Shannon Ross chose a couple of bells off the tree at the North Coast Fred Meyer. She has a teenage son and says, “I always try to pick an older girl and a boy. Everyone seems to choose the little kids.”
She likes the idea of strangers being able to help others. “It nice to teach kids to be generous and for kids to have access to fun stuff at Christmas.”
Unwrapped gifts are left under the Wishing Tree, where volunteers pick up the packages and deliver them to the fairgrounds.
Geri Fick and Kathy Sasso, along with others, have organized tables so each child has a number that corresponds to the Wishing Bell. Gifts are grouped by family. When the bell is returned to the fairgrounds, volunteers can set gifts on the assigned tables
This year, Sasso created a database, so when someone walked in with baby clothes, she easily found the families who had a child the right age for the gifts.
“This is a good team,” says Fick. “It is nice to have one chief, but the whole community is involved. Lots of businesses and organizations contribute and volunteer. Twenty people from Rotary brought gifts. Businesses combined to sponsor 65 kids.
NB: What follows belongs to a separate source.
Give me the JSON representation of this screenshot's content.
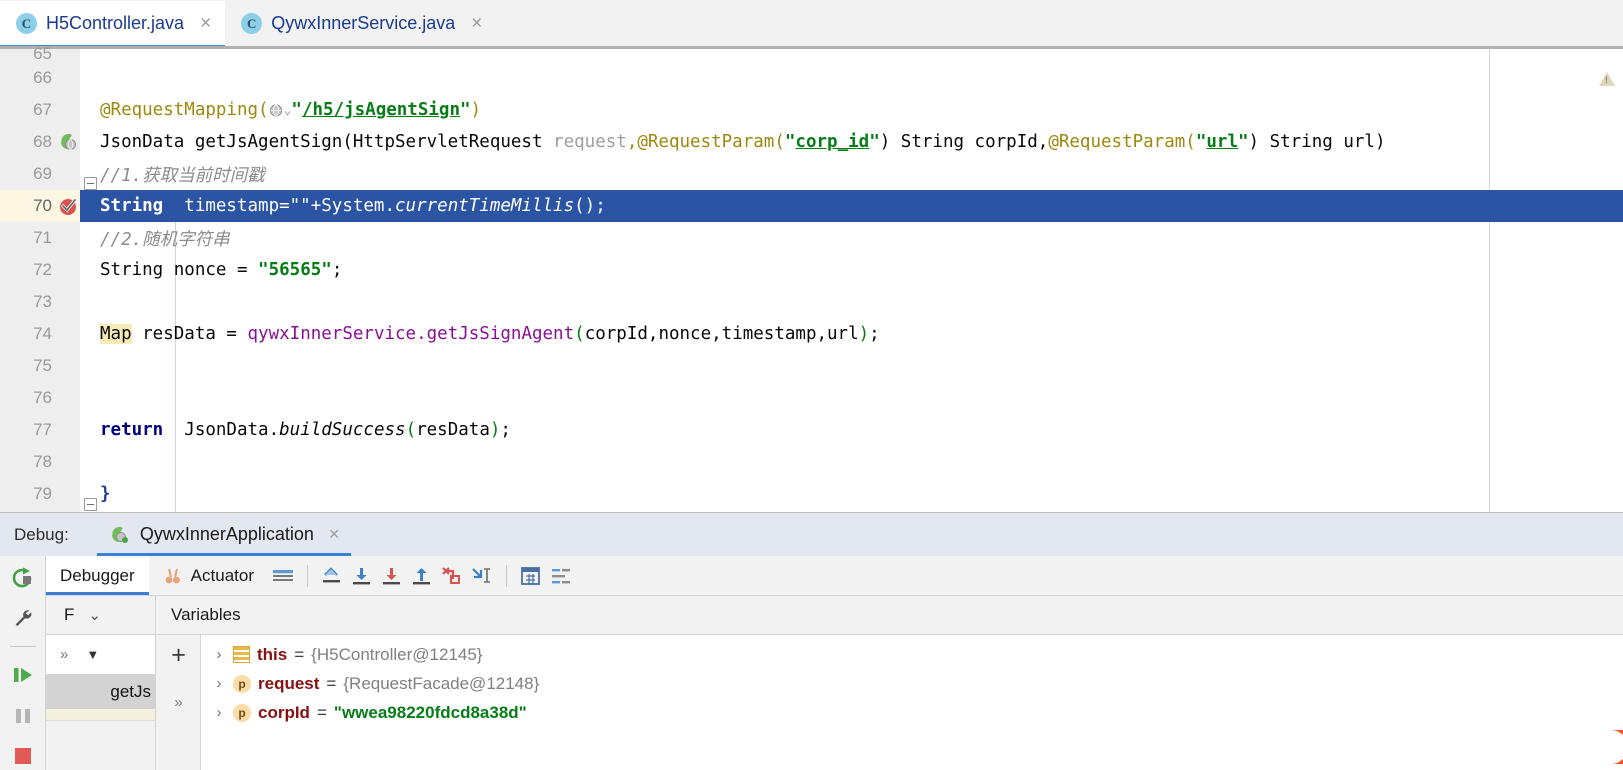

Others sponsor entire families.”
This year, 75 to 80 percent of the bells were returned in time for delivery Dec. 19. “That is a great return,” says Cleveland.
There are plenty of donations to supplement areas that might be a little sparse. Because of the generosity of the community, all the families will have something for the holidays.
On pickup day, bikes line one wall. Donations from a clothes drive by the Astoria School District classified union are available. The gifts from the wishing trees are hidden in black plastic garbage bags. Air National Guardsmen line up with shopping carts to load gifts and assist people outside.
“This is an awesome tradition,” Guardsman Wayne Doyle says.
After many, many hours of volunteer work, Fick says, “This is very gratifying. This is the payoff.”